There are major changes taking place in the economics of software. Customers are increasingly unhappy with paying huge yearly maintenance fees to software providers. Some of these fees are clearly justified. Software is complex and vendors are often required to continue to upgrade, add new features, and the like. There are other situations where customers are perfectly happy with software as is and only want to fix critical problems and don’t want to pay what they see as exorbitant maintenance fees.
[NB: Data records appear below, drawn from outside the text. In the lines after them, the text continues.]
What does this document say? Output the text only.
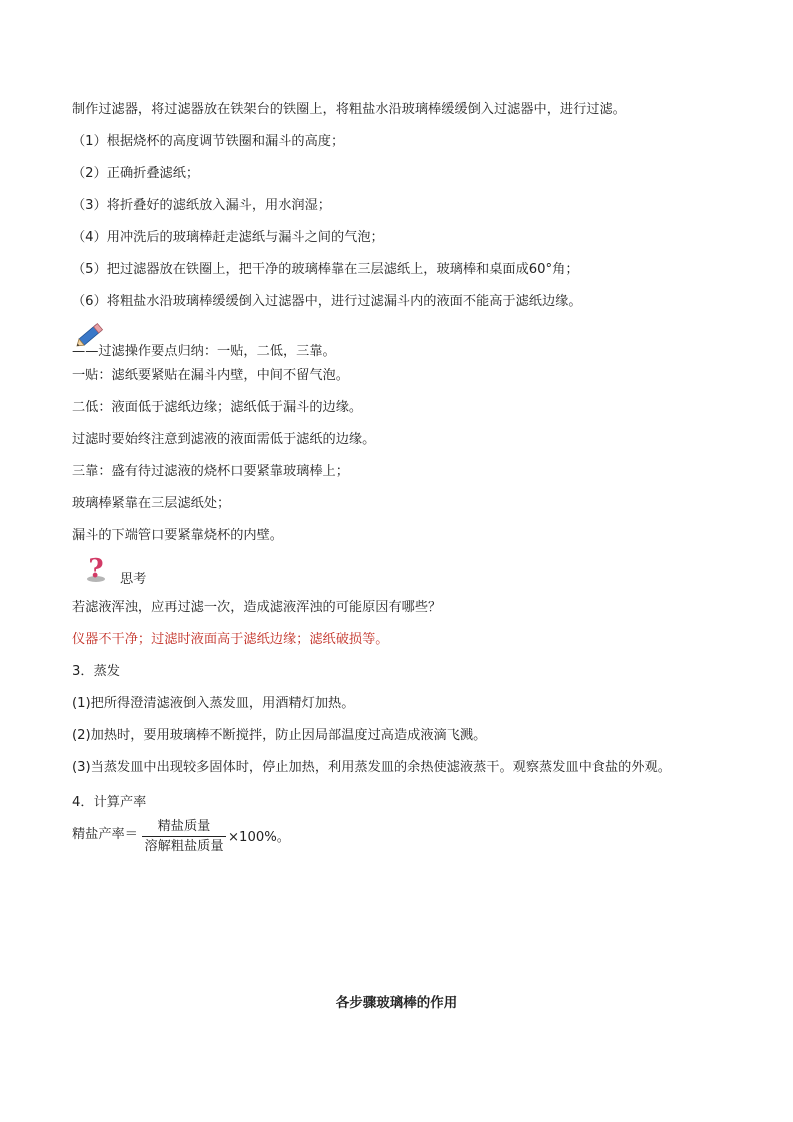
制作过滤器，将过滤器放在铁架台的铁圈上，将粗盐水沿玻璃棒缓缓倒入过滤器中，进行过滤。
（1）根据烧杯的高度调节铁圈和漏斗的高度；
（2）正确折叠滤纸；
（3）将折叠好的滤纸放入漏斗，用水润湿；
（4）用冲洗后的玻璃棒赶走滤纸与漏斗之间的气泡；
（5）把过滤器放在铁圈上，把干净的玻璃棒靠在三层滤纸上，玻璃棒和桌面成60°角；
（6）将粗盐水沿玻璃棒缓缓倒入过滤器中，进行过滤漏斗内的液面不能高于滤纸边缘。
——过滤操作要点归纳：一贴，二低，三靠。
一贴：滤纸要紧贴在漏斗内壁，中间不留气泡。
二低：液面低于滤纸边缘；滤纸低于漏斗的边缘。
过滤时要始终注意到滤液的液面需低于滤纸的边缘。
三靠：盛有待过滤液的烧杯口要紧靠玻璃棒上；
玻璃棒紧靠在三层滤纸处；
漏斗的下端管口要紧靠烧杯的内壁。
? 思考
若滤液浑浊，应再过滤一次，造成滤液浑浊的可能原因有哪些？
仪器不干净；过滤时液面高于滤纸边缘；滤纸破损等。
3．蒸发
(1)把所得澄清滤液倒入蒸发皿，用酒精灯加热。
(2)加热时，要用玻璃棒不断搅拌，防止因局部温度过高造成液滴飞溅。
(3)当蒸发皿中出现较多固体时，停止加热，利用蒸发皿的余热使滤液蒸干。观察蒸发皿中食盐的外观。
4．计算产率
精盐产率＝
精盐质量
溶解粗盐质量
×100%。
各步骤玻璃棒的作用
Now, getting back to Marc Benioff’s comments about the end of maintenance. Here is a link from Vinnie Mirchandani’s recent blog on the topic.Marc is making a very important observation. As the world slowly moves to cloud computing for economic reasons there will be a major impact on how companies pay for software. Salesforce.com has indeed proven that companies are willing to trust their sales and customer data to a Software as a Service vendor. These customers are also willing to pay per user or per company yearly fees to rent software. Does this mean that they are no longer paying maintance fees? My answer would be no. It is all about accounting and economics. Clearly, Salesforce.com spends a lot of money adding functionality to its application and someone pays for that. So, what part of that monthly or yearly per user fee is allocated to maintaining the application? Who knows? And I am sure that it is not one of those statistics that Salesforce.com or any other Software as a Service or any Platform as a Service vendor is going to publish. Why? Because these companies don’t think of themselves as traditional software companies. They don’t expect that anyone will ever own a copy of their code.
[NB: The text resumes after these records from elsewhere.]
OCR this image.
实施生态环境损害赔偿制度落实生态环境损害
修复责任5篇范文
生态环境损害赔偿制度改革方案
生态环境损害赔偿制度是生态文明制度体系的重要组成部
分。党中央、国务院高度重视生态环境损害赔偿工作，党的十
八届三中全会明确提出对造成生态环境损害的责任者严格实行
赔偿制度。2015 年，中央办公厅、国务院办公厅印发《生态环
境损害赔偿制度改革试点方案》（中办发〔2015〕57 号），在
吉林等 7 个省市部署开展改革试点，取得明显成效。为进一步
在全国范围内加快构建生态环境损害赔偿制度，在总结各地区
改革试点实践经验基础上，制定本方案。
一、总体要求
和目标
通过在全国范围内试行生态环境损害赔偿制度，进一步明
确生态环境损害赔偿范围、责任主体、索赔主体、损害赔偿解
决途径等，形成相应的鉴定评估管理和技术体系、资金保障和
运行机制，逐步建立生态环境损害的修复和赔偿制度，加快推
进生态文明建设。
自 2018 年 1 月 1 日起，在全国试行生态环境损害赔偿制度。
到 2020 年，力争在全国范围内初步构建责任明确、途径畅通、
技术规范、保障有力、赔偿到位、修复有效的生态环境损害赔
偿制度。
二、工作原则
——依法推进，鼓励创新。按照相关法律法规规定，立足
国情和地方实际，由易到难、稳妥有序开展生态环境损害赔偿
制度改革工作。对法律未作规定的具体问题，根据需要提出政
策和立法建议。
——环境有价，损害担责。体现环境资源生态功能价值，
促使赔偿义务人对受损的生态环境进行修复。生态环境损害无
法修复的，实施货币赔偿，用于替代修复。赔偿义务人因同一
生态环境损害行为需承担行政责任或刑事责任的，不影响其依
The bottom line is that software will never be good enough to never need maintenance. Software vendors — whether they sell perpetual licenses or Software as a Service– will continue to charge for maintance. The reality is that the concrete idea of the maintenance fee will evolve over time. Customers will pay it but they probably won’t see it on their bills.  Nevertheless, the impact on traditional software companies will be dramatic over time and a lot of these companies will have to rethink their strategies. Many software companies have become increasingly dependent on maintenance revenue to keep revenue growing.  I think that Marc Benioff has started a conversation that will spark a debate that could have wide ranging implications for the future of not only maintenance but of what we think of as software.